Do you break up and make up hoping the thought of losing you forever will make him change?
What if he did that to you? "I am breaking it off because you expect 3 texts and a phone call a day". Then a month later he gets back with you hoping now you will be content with just a text. Mean and manipulative, don't you think?

If you want the perfect man for you, you have to be the perfect woman for him. YIKES no one person is perfect. So the answer is being the best you can be for yourself.

If 'Joe' is not making you happy, give the poor guy a kiss on the cheek and walk away. Why waste years on a person who has no interest in being with you? Have you told Joe what you want? Are you sending him mixed signals? Think hard what you and especially your actions are saying to him.

Letting Go of the Past

No Trumpets sound when the important decisions of our lives are made. Destiny is made known silently. Agnes de Mille
We can change our lives in the next year by letting go. Letting go of the thoughts that torment us. Like "I need a lover" or "My lover is lousy". How can you attract the lover you want when you are not practicing self love? This is not ego based or selfishness, it is refusing to give those tormenting thoughts, another thought. Just letting them GO because they do not serve you anymore. It's about kindness to self. It's about changing how you feel about yourself and de-stressing as much as you can. It's about feeling good about the decisions you are making to give yourself peace. Because peace and happiness go hand in hand. It's about giving up the man who never stepped up anyhow. Who never saw you for who you are. This is about changing the "If only I had _____" into the "I think I will". It's not about him. It's not about your relationship with him or lack of. It's about your relationship with self. You.

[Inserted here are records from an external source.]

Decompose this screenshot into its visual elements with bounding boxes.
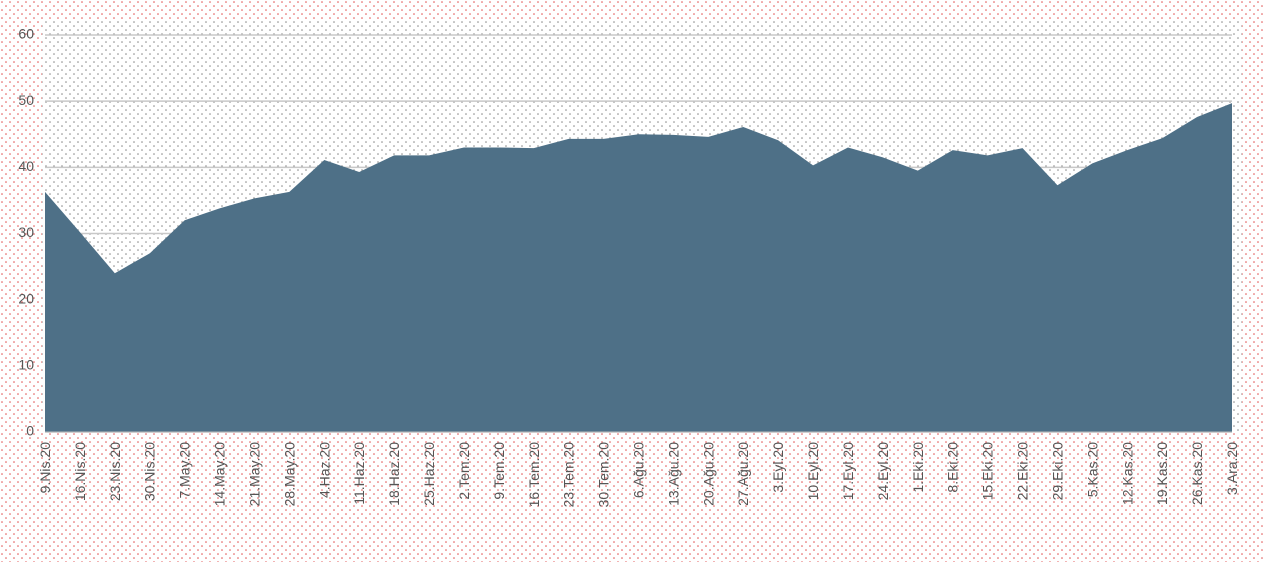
x-tick-label: 9.Nis.20 xyxy=(37,442,53,494)
y-tick-label: 60 xyxy=(18,26,34,42)
x-tick-label: 16.Tem.20 xyxy=(526,442,542,508)
x-tick-label: 3.Eyl.20 xyxy=(770,442,786,493)
x-tick-label: 30.Nis.20 xyxy=(142,442,158,501)
x-tick-label: 6.Ağu.20 xyxy=(631,442,647,498)
x-tick-label: 26.Kas.20 xyxy=(1189,442,1205,505)
area xyxy=(45,103,1232,432)
x-tick-label: 23.Nis.20 xyxy=(107,442,123,501)
x-tick-label: 22.Eki.20 xyxy=(1015,442,1031,501)
x-tick-label: 10.Eyl.20 xyxy=(805,442,821,501)
x-tick-label: 16.Nis.20 xyxy=(72,442,88,501)
x-tick-label: 30.Tem.20 xyxy=(596,442,612,508)
x-tick-label: 4.Haz.20 xyxy=(316,442,332,498)
x-tick-label: 29.Eki.20 xyxy=(1049,442,1065,501)
x-tick-label: 7.May.20 xyxy=(177,442,193,499)
x-tick-label: 9.Tem.20 xyxy=(491,442,507,500)
y-tick-label: 30 xyxy=(18,224,34,240)
x-tick-label: 15.Eki.20 xyxy=(980,442,996,501)
x-tick-label: 1.Eki.20 xyxy=(910,442,926,493)
y-tick-label: 0 xyxy=(26,423,34,439)
x-tick-label: 18.Haz.20 xyxy=(386,442,402,506)
x-tick-label: 19.Kas.20 xyxy=(1154,442,1170,505)
y-tick-label: 10 xyxy=(18,357,34,373)
x-tick-label: 8.Eki.20 xyxy=(945,442,961,493)
x-tick-label: 28.May.20 xyxy=(281,442,297,507)
x-tick-label: 25.Haz.20 xyxy=(421,442,437,506)
x-tick-label: 11.Haz.20 xyxy=(351,442,367,505)
x-tick-label: 5.Kas.20 xyxy=(1084,442,1100,497)
x-tick-label: 21.May.20 xyxy=(246,442,262,507)
x-tick-label: 14.May.20 xyxy=(212,442,228,507)
x-tick-label: 12.Kas.20 xyxy=(1119,442,1135,505)
x-tick-label: 13.Ağu.20 xyxy=(665,442,681,506)
x-tick-label: 24.Eyl.20 xyxy=(875,442,891,501)
x-tick-label: 27.Ağu.20 xyxy=(735,442,751,506)
x-tick-label: 23.Tem.20 xyxy=(561,442,577,508)
x-tick-label: 3.Ara.20 xyxy=(1224,442,1240,495)
y-tick-label: 50 xyxy=(18,92,34,108)
x-tick-label: 17.Eyl.20 xyxy=(840,442,856,501)
y-tick-label: 40 xyxy=(18,158,34,174)
y-tick-label: 20 xyxy=(18,290,34,306)
x-tick-label: 2.Tem.20 xyxy=(456,442,472,500)
x-tick-label: 20.Ağu.20 xyxy=(700,442,716,506)
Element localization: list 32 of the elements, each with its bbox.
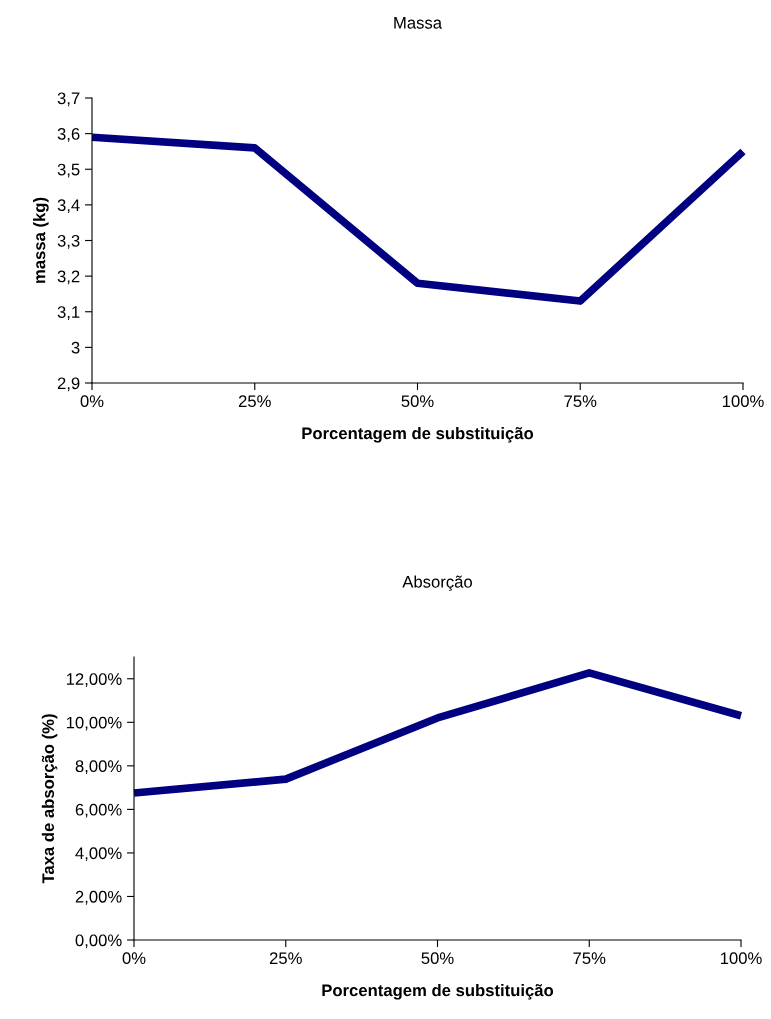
x-axis-title: Porcentagem de substituição — [322, 984, 554, 1000]
y-tick-label: 3,4 — [57, 199, 80, 214]
x-tick-label: 0% — [122, 952, 146, 965]
chart-title: Absorção — [402, 575, 473, 592]
y-tick-label: 3,5 — [57, 163, 80, 178]
y-tick-label: 3,2 — [57, 270, 80, 285]
x-tick-label: 25% — [238, 395, 271, 408]
y-tick-label: 0,00% — [75, 934, 122, 949]
x-axis-title: Porcentagem de substituição — [302, 427, 534, 443]
y-tick-label: 2,9 — [57, 377, 80, 392]
y-axis-title: massa (kg) — [33, 197, 49, 283]
y-tick-label: 2,00% — [75, 890, 122, 905]
y-axis-title: Taxa de absorção (%) — [41, 714, 58, 884]
x-tick-label: 50% — [401, 395, 434, 408]
x-tick-label: 75% — [573, 952, 606, 965]
y-tick-label: 10,00% — [66, 716, 122, 731]
y-tick-label: 3,1 — [57, 306, 80, 320]
y-tick-label: 4,00% — [75, 847, 122, 862]
y-tick-label: 6,00% — [75, 803, 122, 818]
x-tick-label: 50% — [421, 952, 454, 965]
chart-title: Massa — [394, 17, 443, 29]
y-tick-label: 3,3 — [57, 234, 80, 249]
x-tick-label: 75% — [564, 395, 597, 408]
x-tick-label: 100% — [720, 952, 762, 965]
x-tick-label: 100% — [722, 395, 764, 408]
y-tick-label: 8,00% — [75, 760, 122, 775]
x-tick-label: 0% — [80, 395, 104, 408]
y-tick-label: 3 — [71, 341, 80, 354]
y-tick-label: 3,6 — [57, 128, 80, 142]
y-tick-label: 3,7 — [57, 92, 80, 107]
y-tick-label: 12,00% — [66, 673, 122, 687]
x-tick-label: 25% — [269, 952, 302, 965]
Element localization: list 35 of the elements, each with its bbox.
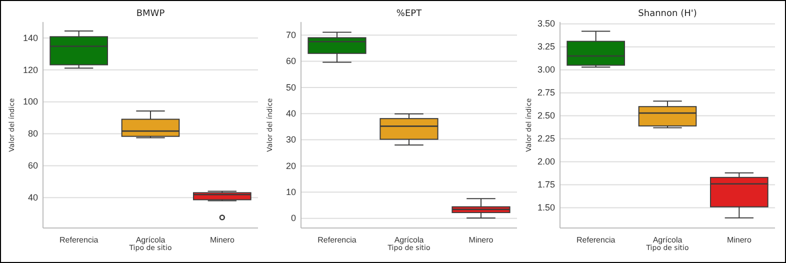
y-tick-label: 40	[28, 192, 38, 203]
y-tick-label: 3.00	[537, 64, 555, 75]
y-tick-label: 80	[28, 128, 38, 139]
x-tick-label: Agrícola	[652, 236, 683, 245]
y-tick-label: 10	[286, 187, 296, 198]
chart-title: %EPT	[396, 9, 422, 19]
y-tick-label: 70	[286, 30, 296, 40]
y-tick-label: 3.25	[537, 42, 555, 52]
x-tick-label: Referencia	[576, 236, 616, 245]
y-tick-label: 60	[28, 160, 38, 171]
x-tick-label: Agrícola	[136, 236, 166, 245]
y-tick-label: 0	[290, 213, 296, 224]
y-tick-label: 60	[286, 56, 296, 66]
y-tick-label: 30	[286, 134, 296, 145]
y-tick-label: 20	[286, 160, 296, 171]
x-tick-label: Referencia	[318, 236, 357, 245]
chart-title: Shannon (H')	[638, 9, 697, 19]
y-tick-label: 2.50	[537, 110, 555, 121]
y-tick-label: 50	[286, 82, 296, 92]
y-tick-label: 2.00	[537, 156, 555, 167]
x-tick-label: Minero	[468, 236, 494, 245]
x-tick-label: Agrícola	[394, 236, 424, 245]
y-tick-label: 3.50	[537, 18, 555, 29]
y-tick-label: 100	[22, 96, 38, 107]
y-tick-label: 140	[22, 32, 38, 43]
y-tick-label: 1.75	[537, 180, 555, 190]
x-tick-label: Referencia	[59, 236, 99, 245]
y-tick-label: 2.75	[537, 88, 555, 98]
y-tick-label: 120	[22, 64, 38, 75]
x-tick-label: Minero	[210, 236, 235, 245]
y-tick-label: 2.25	[537, 134, 555, 144]
chart-title: BMWP	[136, 9, 166, 19]
y-tick-label: 1.50	[537, 202, 555, 213]
y-tick-label: 40	[286, 108, 296, 118]
x-tick-label: Minero	[726, 236, 752, 245]
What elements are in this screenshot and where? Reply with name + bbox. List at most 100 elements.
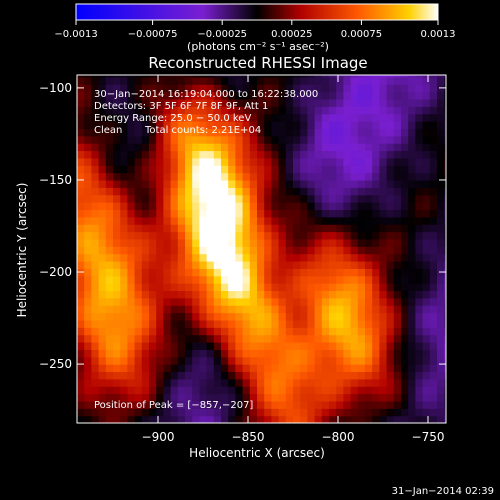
heatmap-cell xyxy=(170,386,179,395)
heatmap-cell xyxy=(415,378,424,387)
heatmap-cell xyxy=(415,297,424,306)
heatmap-cell xyxy=(134,283,143,292)
heatmap-cell xyxy=(285,76,294,85)
heatmap-cell xyxy=(278,283,287,292)
heatmap-cell xyxy=(307,283,316,292)
heatmap-cell xyxy=(177,327,186,336)
heatmap-cell xyxy=(113,187,121,196)
heatmap-cell xyxy=(314,386,323,395)
heatmap-cell xyxy=(307,187,316,196)
heatmap-cell xyxy=(285,246,294,255)
heatmap-cell xyxy=(156,268,164,277)
heatmap-cell xyxy=(408,305,416,314)
heatmap-cell xyxy=(206,106,215,115)
heatmap-cell xyxy=(444,179,446,188)
heatmap-cell xyxy=(271,76,280,85)
heatmap-cell xyxy=(127,386,136,395)
heatmap-cell xyxy=(314,356,323,365)
heatmap-cell xyxy=(221,400,229,409)
heatmap-cell xyxy=(170,224,179,233)
heatmap-cell xyxy=(98,121,107,129)
heatmap-cell xyxy=(98,312,107,321)
heatmap-cell xyxy=(91,172,100,181)
heatmap-cell xyxy=(372,121,380,129)
heatmap-cell xyxy=(343,172,352,181)
heatmap-cell xyxy=(235,98,244,107)
heatmap-cell xyxy=(120,283,128,292)
heatmap-cell xyxy=(177,386,186,395)
heatmap-cell xyxy=(91,84,100,93)
heatmap-cell xyxy=(156,172,164,181)
heatmap-cell xyxy=(192,128,200,137)
heatmap-cell xyxy=(329,179,337,188)
heatmap-cell xyxy=(329,246,337,255)
heatmap-cell xyxy=(113,75,121,78)
heatmap-cell xyxy=(321,268,330,277)
heatmap-cell xyxy=(177,128,186,137)
heatmap-cell xyxy=(278,334,287,343)
heatmap-cell xyxy=(365,319,373,328)
heatmap-cell xyxy=(149,356,157,365)
heatmap-cell xyxy=(314,305,323,314)
heatmap-cell xyxy=(134,341,143,350)
heatmap-cell xyxy=(127,209,136,218)
heatmap-cell xyxy=(372,209,380,218)
heatmap-cell xyxy=(77,106,85,115)
heatmap-cell xyxy=(257,283,265,292)
heatmap-cell xyxy=(141,260,150,269)
heatmap-cell xyxy=(105,364,114,373)
heatmap-cell xyxy=(415,400,424,409)
heatmap-cell xyxy=(329,238,337,247)
heatmap-cell xyxy=(278,356,287,365)
heatmap-cell xyxy=(386,209,395,218)
heatmap-cell xyxy=(242,172,251,181)
heatmap-cell xyxy=(249,386,258,395)
heatmap-cell xyxy=(307,179,316,188)
heatmap-cell xyxy=(213,135,222,144)
heatmap-cell xyxy=(343,179,352,188)
heatmap-cell xyxy=(141,84,150,93)
heatmap-cell xyxy=(336,121,344,129)
heatmap-cell xyxy=(113,209,121,218)
heatmap-cell xyxy=(343,91,352,100)
heatmap-cell xyxy=(350,135,359,144)
heatmap-cell xyxy=(415,194,424,203)
heatmap-cell xyxy=(293,393,301,402)
heatmap-cell xyxy=(379,135,388,144)
heatmap-cell xyxy=(134,275,143,284)
heatmap-cell xyxy=(77,275,85,284)
heatmap-cell xyxy=(336,312,344,321)
heatmap-cell xyxy=(170,194,179,203)
heatmap-cell xyxy=(401,238,409,247)
heatmap-cell xyxy=(307,415,316,423)
heatmap-cell xyxy=(242,400,251,409)
heatmap-cell xyxy=(134,334,143,343)
heatmap-cell xyxy=(91,231,100,240)
heatmap-cell xyxy=(249,253,258,262)
heatmap-cell xyxy=(278,75,287,78)
heatmap-cell xyxy=(113,238,121,247)
heatmap-cell xyxy=(393,364,402,373)
heatmap-cell xyxy=(271,341,280,350)
heatmap-cell xyxy=(149,113,157,122)
heatmap-cell xyxy=(235,84,244,93)
heatmap-cell xyxy=(77,260,85,269)
heatmap-cell xyxy=(91,157,100,166)
heatmap-cell xyxy=(120,209,128,218)
heatmap-cell xyxy=(278,172,287,181)
heatmap-cell xyxy=(264,202,272,211)
heatmap-cell xyxy=(141,76,150,85)
heatmap-cell xyxy=(235,327,244,336)
heatmap-cell xyxy=(393,194,402,203)
heatmap-cell xyxy=(206,143,215,152)
heatmap-cell xyxy=(163,150,172,159)
heatmap-cell xyxy=(386,98,395,107)
heatmap-cell xyxy=(242,297,251,306)
heatmap-cell xyxy=(235,202,244,211)
heatmap-cell xyxy=(170,400,179,409)
heatmap-cell xyxy=(357,76,366,85)
heatmap-cell xyxy=(228,408,236,417)
heatmap-cell xyxy=(321,179,330,188)
heatmap-cell xyxy=(249,371,258,380)
heatmap-cell xyxy=(264,194,272,203)
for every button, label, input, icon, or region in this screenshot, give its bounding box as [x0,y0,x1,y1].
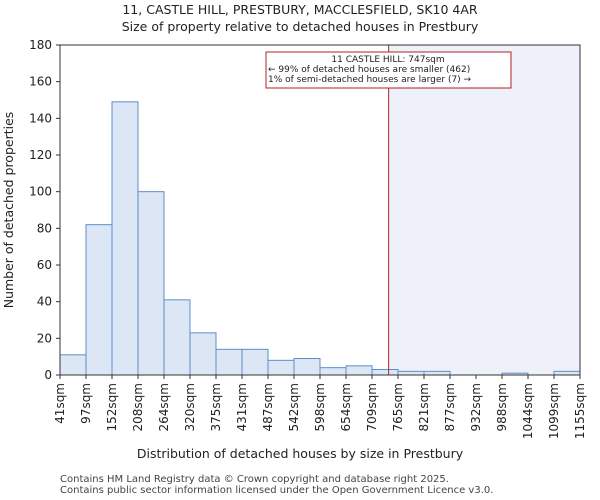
x-tick-label: 264sqm [157,383,171,431]
x-axis-label: Distribution of detached houses by size … [137,446,464,461]
bar-97sqm [85,224,113,376]
bar-598sqm [319,367,347,376]
x-tick-label: 375sqm [209,383,223,431]
y-tick-label: 60 [37,258,52,272]
x-tick-label: 487sqm [261,383,275,431]
bar-431sqm [241,348,269,376]
y-tick-label: 40 [37,295,52,309]
footer-line1: Contains HM Land Registry data © Crown c… [60,474,449,485]
bar-487sqm [267,359,295,376]
y-tick-label: 160 [29,75,52,89]
x-tick-label: 152sqm [105,383,119,431]
annotation-line2: ← 99% of detached houses are smaller (46… [268,65,470,75]
x-tick-label: 1099sqm [547,383,561,439]
annotation-line3: 1% of semi-detached houses are larger (7… [268,75,472,85]
bar-821sqm [423,370,451,376]
bar-320sqm [189,332,217,376]
bar-542sqm [293,358,321,376]
x-tick-label: 821sqm [417,383,431,431]
y-axis-label: Number of detached properties [1,112,16,309]
x-tick-label: 765sqm [391,383,405,431]
y-tick-label: 20 [37,331,52,345]
bar-765sqm [397,370,425,376]
bar-264sqm [163,299,191,376]
bar-152sqm [111,101,139,376]
x-tick-label: 320sqm [183,383,197,431]
bar-654sqm [345,365,373,376]
x-tick-label: 97sqm [79,383,93,424]
x-tick-label: 1155sqm [573,383,587,439]
x-tick-label: 709sqm [365,383,379,431]
chart-title-line1: 11, CASTLE HILL, PRESTBURY, MACCLESFIELD… [122,2,478,17]
bar-208sqm [137,191,165,376]
x-tick-label: 431sqm [235,383,249,431]
x-tick-label: 41sqm [53,383,67,424]
y-tick-label: 80 [37,221,52,235]
x-tick-label: 932sqm [469,383,483,431]
x-tick-label: 542sqm [287,383,301,431]
y-tick-label: 0 [44,368,52,382]
x-tick-label: 654sqm [339,383,353,431]
bar-709sqm [371,369,399,376]
highlight-region [388,45,580,375]
x-tick-label: 877sqm [443,383,457,431]
bar-41sqm [59,354,87,376]
bar-375sqm [215,348,243,376]
y-tick-label: 140 [29,111,52,125]
footer-line2: Contains public sector information licen… [60,485,494,496]
x-tick-label: 208sqm [131,383,145,431]
annotation-line1: 11 CASTLE HILL: 747sqm [331,55,444,65]
annotation-frame [265,51,512,89]
x-tick-label: 1044sqm [521,383,535,439]
annotation-box: 11 CASTLE HILL: 747sqm ← 99% of detached… [265,51,512,89]
x-tick-label: 598sqm [313,383,327,431]
y-tick-label: 180 [29,38,52,52]
bar-1099sqm [553,370,581,376]
y-tick-label: 100 [29,185,52,199]
chart-title-line2: Size of property relative to detached ho… [122,19,479,34]
x-tick-label: 988sqm [495,383,509,431]
y-tick-label: 120 [29,148,52,162]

Start with you.

"She let go.
Without a thought or a word, she let go.
She let go of the fear.
She let go of the judgments.
She let go of the confluence of opinions swarming around in her head.
She let go of the committee of indecision within her.
She let go of all the 'right' reasons.
Wholly and completely, without hesitation or worry, she just let go.
She didn't ask anyone for advice.
She didn't read a book on how to let go.
She didn't search the scriptures.
She just let go.
She let go of all of the memories that held her back.
She let go of all of the anxiety that kept her from moving forward.
She let go of the planning and all of the calculations about how to do it just right.
She didn't promise to let go.
She didn't journal about it.
She didn't write the projected date in her Day-Timer.
She made no public announcement and put no ad in the paper.
She didn't check the weather report or read her daily horoscope.
She just let go.
She didn't analyze whether she should let go.
She didn't call her friends to discuss the matter.
She didn't do a five-step Spiritual Mind Treatment.
She didn't call the prayer line.
She didn't utter one word.
She just let go.
No one was around when it happened.
There was no applause or congratulations.
No one thanked her or praised her.
No one noticed a thing.
Like a leaf falling from a tree, she just let go.
There was no effort.
There was no struggle.
It wasn't good and it wasn't bad.
It was what it was, and it is just that.
In the space of letting go, she let it all be.
A small smile came over her face.
A light breeze blew through her.
And the sun and the moon shone on her."